Table 3-4 Journal Entry 4: Writing Off an Uncollectible Receivable

      This journal entry debits the allowance from the uncollectible A/R account for $100. The journal entry also credits the accounts receivable account for $100. In combination, these two entries zero out the allowance for the uncollectible A/R account and remove the uncollectible amount from the accounts receivable account.

      

Writing off an actual, specific uncollectible receivable for invoice should be done on a case-by-case basis. This is what Journal Entry 4 shows.

      None of these entries is particularly tricky as long as you understand the logic – something that I hope I’ve illuminated for you in this discussion. If you do have trouble with these journal entries or with recording the economic events that they attempt to summarize, you may want to consult your CPA. Most likely, you would record these same transactions (of course, with different customers and amounts) many, many times over the year. If you can get a bit of help or a template that shows you how to record these transactions, you should be able to record them yourself without any outside help.

      

To write off an uncollectible account receivable, you record a credit memo and then apply the credit memo to the uncollectible account.
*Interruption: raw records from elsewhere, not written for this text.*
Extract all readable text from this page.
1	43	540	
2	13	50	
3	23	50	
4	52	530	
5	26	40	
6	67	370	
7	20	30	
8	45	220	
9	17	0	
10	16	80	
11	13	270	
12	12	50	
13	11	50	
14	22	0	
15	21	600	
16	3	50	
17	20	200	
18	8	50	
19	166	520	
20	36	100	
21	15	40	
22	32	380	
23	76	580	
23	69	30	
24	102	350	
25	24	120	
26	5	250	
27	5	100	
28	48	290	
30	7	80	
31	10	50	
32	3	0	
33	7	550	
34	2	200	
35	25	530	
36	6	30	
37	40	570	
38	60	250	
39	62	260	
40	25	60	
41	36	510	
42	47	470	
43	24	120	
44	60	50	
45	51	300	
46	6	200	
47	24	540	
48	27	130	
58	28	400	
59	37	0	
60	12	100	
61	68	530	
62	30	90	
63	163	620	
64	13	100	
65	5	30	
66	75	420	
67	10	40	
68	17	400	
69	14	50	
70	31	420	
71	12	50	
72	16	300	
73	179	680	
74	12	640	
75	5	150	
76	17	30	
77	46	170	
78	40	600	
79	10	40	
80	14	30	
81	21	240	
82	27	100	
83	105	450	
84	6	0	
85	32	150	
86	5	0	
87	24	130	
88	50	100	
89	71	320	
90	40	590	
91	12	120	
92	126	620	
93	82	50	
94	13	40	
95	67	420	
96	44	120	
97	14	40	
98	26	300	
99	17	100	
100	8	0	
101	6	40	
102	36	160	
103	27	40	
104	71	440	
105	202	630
The item shown on your credit memo should cause the allowance for uncollectible accounts to be debited.

       Recording Accounts Payable Transactions

      Within QuickBooks, you have the option of working with or without an accounts payable account. If you want to, you can record expenses when you write checks. This means that in order to have a complete list of all your expenses, you must have recorded checks that pay all your expenses. This approach works fine – and, in fact, is the approach that I’ve always used in my businesses.
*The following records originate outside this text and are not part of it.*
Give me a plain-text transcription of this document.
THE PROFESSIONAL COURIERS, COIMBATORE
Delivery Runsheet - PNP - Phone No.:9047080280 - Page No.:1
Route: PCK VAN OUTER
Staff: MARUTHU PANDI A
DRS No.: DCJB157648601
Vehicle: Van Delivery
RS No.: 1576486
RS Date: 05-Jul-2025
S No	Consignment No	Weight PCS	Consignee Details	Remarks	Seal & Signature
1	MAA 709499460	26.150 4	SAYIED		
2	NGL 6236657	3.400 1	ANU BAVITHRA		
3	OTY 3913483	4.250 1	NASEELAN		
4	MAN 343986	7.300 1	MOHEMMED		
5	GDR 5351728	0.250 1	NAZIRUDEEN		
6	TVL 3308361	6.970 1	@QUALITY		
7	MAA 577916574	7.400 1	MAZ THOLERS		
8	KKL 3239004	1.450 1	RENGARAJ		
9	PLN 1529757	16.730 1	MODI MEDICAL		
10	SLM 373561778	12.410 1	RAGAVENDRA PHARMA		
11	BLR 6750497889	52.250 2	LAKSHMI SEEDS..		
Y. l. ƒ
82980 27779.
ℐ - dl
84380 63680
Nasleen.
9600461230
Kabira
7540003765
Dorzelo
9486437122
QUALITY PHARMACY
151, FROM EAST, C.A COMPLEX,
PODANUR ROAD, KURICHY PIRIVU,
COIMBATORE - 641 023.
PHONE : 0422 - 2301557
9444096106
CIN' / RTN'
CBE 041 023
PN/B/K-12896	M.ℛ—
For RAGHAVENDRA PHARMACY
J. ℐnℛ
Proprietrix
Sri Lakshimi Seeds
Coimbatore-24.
      QuickBooks also supports a more precise approach of recording expenses. By answering a few questions during the QuickBooks setup process, you can set up an accounts payable account, which is just an account that tracks the amounts that you owe your vendors and other suppliers.

       Recording a bill

      When you use an accounts payable account, you enter the bills that you get from vendors when you receive them.

      Table 3-5 shows the way this transaction is recorded. Journal Entry 5 automatically debits office-supplies expense for $1,000 and credits accounts payable for $1,000. This is the journal entry that would be recorded by QuickBooks if you purchased $1,000 of office supplies and then entered that bill into the QuickBooks system.

Table 3-5 Journal Entry 5: Recording a Credit Purchase

       Paying a bill

      When you later pay that bill, QuickBooks records Journal Entry 6, shown in Table 3-6. In Journal Entry 6, QuickBooks debits accounts payable for $1,000 and credits cash for $1,000. The net effect on accounts payable combining both the purchase and the payment is zero. That makes sense, right? The approach shown in Journal Entries 5 and 6 counts the amount that you owe some vendor or supplier as a liability – accounts payable – only while you owe the money.

Table 3-6 Journal Entry 6: Recording the Payment to Vendor

      When you record Journal Entry 6 in QuickBooks, you must supply the name of the account that gets debited. QuickBooks obviously knows which account to credit: the accounts payable account. However, QuickBooks also has to know the expense or asset account to debit.

      QuickBooks does need to know which cash account to credit when you pay an accounts payable amount. You identify this when you write the check to pay the bill.

       Taking some other accounts payable pointers

      Let me make a couple of additional points about Journal Entries 5 and 6:

      ✔ The accounts payable method is more accurate. The accounts payable method, which is what Journal Entries 5 and 6 show, is the best way to record your bills. The accounts payable method means that you record expenses when the expenses actually occur. As you may have already figured out, the accounts payable method is really the mirror image of the accounts receivable approach described in the early paragraphs of this chapter. The accounts payable method, as you may intuit, delivers two big benefits: It keeps track of the amounts that you owe vendors and suppliers, and it recognizes expenses as they occur rather than when you pay them (which may be some time later).